また、本実施形態では、組込制御装置100のCPU101がプログラム記憶部107のプログラムを実行することで、CPU101上に制御部111、認証要求部113及び通知部135を仮想的に構築する。なお、先の実施形態でCPU101上に仮想的に構築された判定部115は、本実施形態では、認証サーバ300に仮想的に構築される。
そして、本実施形態では、図5のフローチャートに示した組込制御装置100のCPU101が行う処理中のステップS31及びステップS33を、図7のフローチャートに示すステップS32及びステップS34に変更する。
図7のフローチャートのステップS32では、CPU101は、ログインした外部端末200から入力されたユーザの認証情報と、ステップS23で取得した処理要求とを、認証サーバ300に通知する。
通知を受けた認証サーバ300は、通知された認証情報から、組込制御装置100にログインした外部端末200のユーザを特定する。また、認証サーバ300は、特定した外部端末200のユーザに付与された権限と、通知された処理要求の実行に必要な権限とを照合する。
なお、認証サーバ300は、特定した外部端末200のユーザに付与された権限を、付与権限テーブル部121の付与権限テーブル127を参照して特定する。また、認証サーバ300は、通知された処理要求の実行に必要な権限を、要求権限テーブル部120の要求権限テーブル125を参照して特定する。
そして、認証サーバ300は、通知された処理要求の実行に必要な権限を、特定した外部端末200のユーザが有しているか否かを確認する。さらに、認証サーバ300は、確認した結果を組込制御装置100に返送する。
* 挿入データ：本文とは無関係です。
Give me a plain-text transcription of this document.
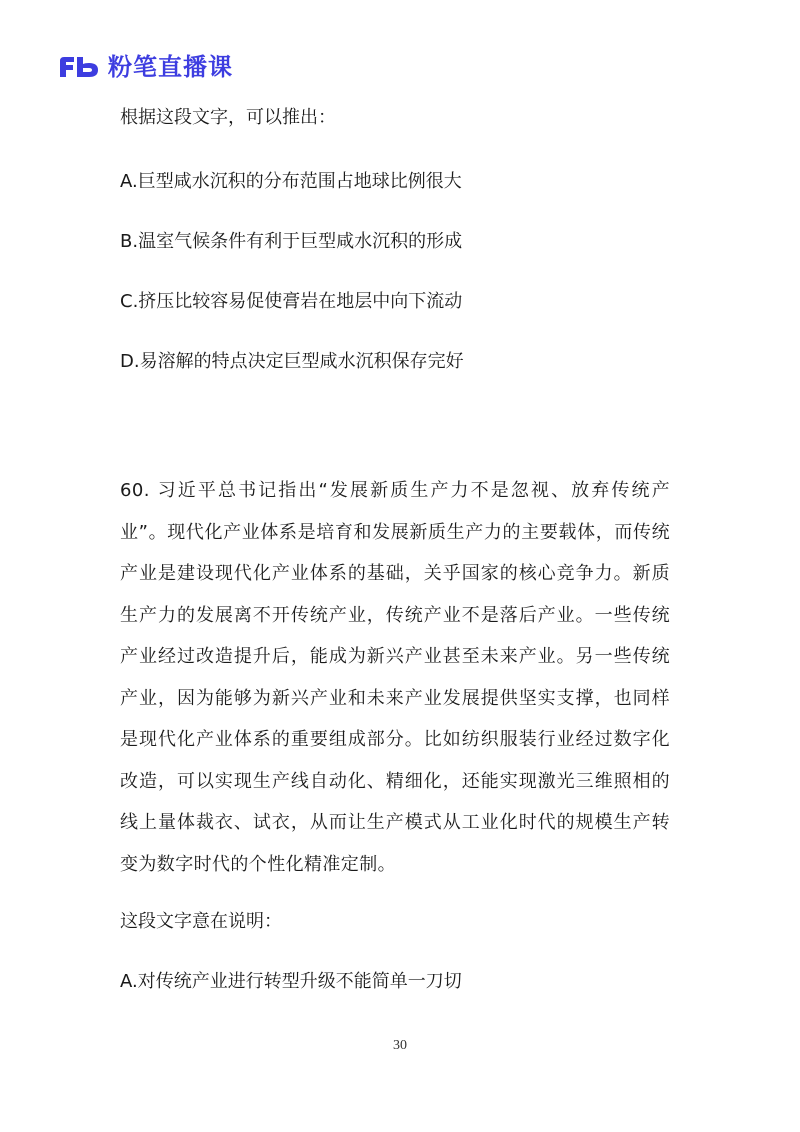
粉笔直播课
根据这段文字，可以推出：
A.巨型咸水沉积的分布范围占地球比例很大
B.温室气候条件有利于巨型咸水沉积的形成
C.挤压比较容易促使膏岩在地层中向下流动
D.易溶解的特点决定巨型咸水沉积保存完好
60. 习近平总书记指出“发展新质生产力不是忽视、放弃传统产业”。现代化产业体系是培育和发展新质生产力的主要载体，而传统产业是建设现代化产业体系的基础，关乎国家的核心竞争力。新质生产力的发展离不开传统产业，传统产业不是落后产业。一些传统产业经过改造提升后，能成为新兴产业甚至未来产业。另一些传统产业，因为能够为新兴产业和未来产业发展提供坚实支撑，也同样是现代化产业体系的重要组成部分。比如纺织服装行业经过数字化改造，可以实现生产线自动化、精细化，还能实现激光三维照相的线上量体裁衣、试衣，从而让生产模式从工业化时代的规模生产转变为数字时代的个性化精准定制。
这段文字意在说明：
A.对传统产业进行转型升级不能简单一刀切
30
なお、認証サーバ300が行う以上の処理が、認証サーバ300に仮想的に構築される判定部115が行う処理に対応している。
そこで、図7のステップS32に続くステップS34では、認証サーバ300から返送された確認結果を受信したか否かを確認する。確認結果を受信していない場合は(ステップS34でNO)、ステップS34をリピートする。また、確認結果を受信した場合は(ステップS34でYES)、CPU101は、認証サーバ300から返送された確認結果から、ステップS23で取得した処理要求の実行の可否を決定する(ステップS35)。
以上の説明からも明らかなように、本実施形態では、図7のフローチャートにおけるステップS32が、通知部135が行う処理に対応している。
以上に説明した本実施形態の組込制御装置100では、図4のフローチャートに示した外部端末200からの処理要求の認証方法の手順のうち、ステップS5の特定ステップとステップS7の判定ステップとが、認証サーバ300において実行される。このため、組込制御装置100にログインした外部端末200からの処理要求を組込制御装置100で実行するか破棄するかを決定するのに必要な処理を、認証サーバ300において実行する運用を、実現することができる。よって、組込制御装置100の処理の負担を軽減させることができる。
なお、認証サーバ300は、組込制御装置100から離れた場所に設置することができる。このため、認証サーバ300では、通知された処理要求の実行に必要な権限を、特定した外部端末200のユーザが有しているか否かを、組込制御装置100に外部端末200を接続したユーザを画像で認識して確認することもできる。
その場合は、組込制御装置100に、外部端末200を接続するユーザを撮影できる監視カメラ137を設け、その撮影画像を通信回線133により認証サーバ300に送信する。また、認証サーバ300の表示部301に監視カメラ137の撮影画像を表示させる。そして、表示部301の表示画像から、外部端末200を接続するユーザを認証サーバ300で特定する。
表示部301の表示画像からのユーザの特定は、例えば、画像処理によってユーザの識別が可能な特徴画像を抽出することで行ってもよい。あるいは、表示部301の表示画像を監視員が目視してユーザを特定してもよい。また、表示部301を複数箇所に配置して、各箇所でユーザの特定を行ってもよい。
さらに、表示部301の表示画像からユーザを特定する場合、組込制御装置100のCPU101に仮想的に構築される認証要求部113で要求した認証情報を用いて認証サーバ300がユーザを特定する構成を併用してもよく、省略してもよい。
したがって、認証サーバ300は、表示部301の表示画像と組込制御装置100から通知される認証情報とのどちらか一方又は両方を用いて、外部端末200のユーザを特定することができる。
なお、上述した各実施形態における、外部端末200からの処理要求を実行又は破棄した結果の履歴リスト129を生成し、閲覧権限を有している外部端末200のユーザに閲覧させるための構成は、省略してもよい。
また、本開示に係る組込制御装置と、組込制御装置による外部端末からの処理要求の認証方法は、特定の機能を実現するために汎用のコンピュータに代わって各機械、各装置等に組み込まれる組込制御装置において、広く適用可能である。